Vault can be used with piper to fetch any credentials, e.g. when they need to be appended to test command. The configuration for Vault test credentials can be added to any piper golang-based step. The configuration has to be done as follows:

general:
  < your Vault configuration > # see above
...
steps:
  < piper go step >:
    vaultTestCredentialPath: 'myTestStepCrecetials'
    vaultTestCredentialKeys: ['myAppId', 'myAppSecret']

The vaultTestCredentialPath parameter is the endpoint of your credential path in vault. Depending on your general config, the lookup for the credential IDs will be done in the following order respectively locations. The first path with found test credentials will be used.

  1. <vaultPath>/<vaultTestCredentialPath>
  2. <vaultBasePath>/<vaultPipelineName>/<vaultTestCredentialPath>
  3. <vaultBasePath>/GROUP-SECRETS/<vaultTestCredentialPath>

The vaultTestCredentialKeysparameter is a list of credential IDs. The secret value of the credential will be exposed as an environment variable prefixed by "PIPER_TESTCREDENTIAL_" and transformed to a valid variable name. For a credential ID named myAppId the forwarded environment variable to the step will be PIPER_TESTCREDENTIAL_MYAPPID containing the secret. Hyphens will be replaced by underscores and other non-alphanumeric characters will be removed.

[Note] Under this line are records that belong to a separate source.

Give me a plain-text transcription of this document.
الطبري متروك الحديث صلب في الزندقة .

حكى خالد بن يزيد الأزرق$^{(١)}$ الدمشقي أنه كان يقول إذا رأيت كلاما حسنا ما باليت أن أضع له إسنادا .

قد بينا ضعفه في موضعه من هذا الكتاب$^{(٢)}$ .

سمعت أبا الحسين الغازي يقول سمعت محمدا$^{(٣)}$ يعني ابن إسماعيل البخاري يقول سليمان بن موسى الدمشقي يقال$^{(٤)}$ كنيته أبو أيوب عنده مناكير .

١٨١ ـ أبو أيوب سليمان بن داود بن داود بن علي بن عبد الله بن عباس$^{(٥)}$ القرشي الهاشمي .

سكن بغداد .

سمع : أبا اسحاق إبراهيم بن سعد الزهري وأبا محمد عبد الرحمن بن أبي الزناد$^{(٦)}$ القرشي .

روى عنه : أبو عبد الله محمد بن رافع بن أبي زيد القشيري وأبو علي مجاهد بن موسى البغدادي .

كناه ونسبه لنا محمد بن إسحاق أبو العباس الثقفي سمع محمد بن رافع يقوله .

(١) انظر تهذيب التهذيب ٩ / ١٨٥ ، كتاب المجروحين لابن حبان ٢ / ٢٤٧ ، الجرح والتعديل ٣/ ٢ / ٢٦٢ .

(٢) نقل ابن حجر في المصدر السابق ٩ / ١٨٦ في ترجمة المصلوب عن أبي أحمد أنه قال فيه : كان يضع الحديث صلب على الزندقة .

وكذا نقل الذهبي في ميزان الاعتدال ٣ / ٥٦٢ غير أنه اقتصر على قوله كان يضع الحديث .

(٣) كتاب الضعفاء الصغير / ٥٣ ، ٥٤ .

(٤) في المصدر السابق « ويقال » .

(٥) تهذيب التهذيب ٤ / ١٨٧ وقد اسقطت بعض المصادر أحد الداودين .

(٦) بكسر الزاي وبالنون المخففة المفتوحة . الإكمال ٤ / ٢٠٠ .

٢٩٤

Using a custom prefix for test credentials

By default the prefix for test credentials is PIPER_TESTCREDENTIAL_.

It is possible to use a custom prefix by setting for example vaultTestCredentialEnvPrefix: MY_CUSTOM_PREFIX_ in your configuration. With this above credential ID named myAppId will be populated into an environment variable with the name MY_CUSTOM_PREFIX_MYAPPID.

Extended logging for Vault secret fetching (e.g. found credentials and environment variable names) can be activated via verbose: true configuration.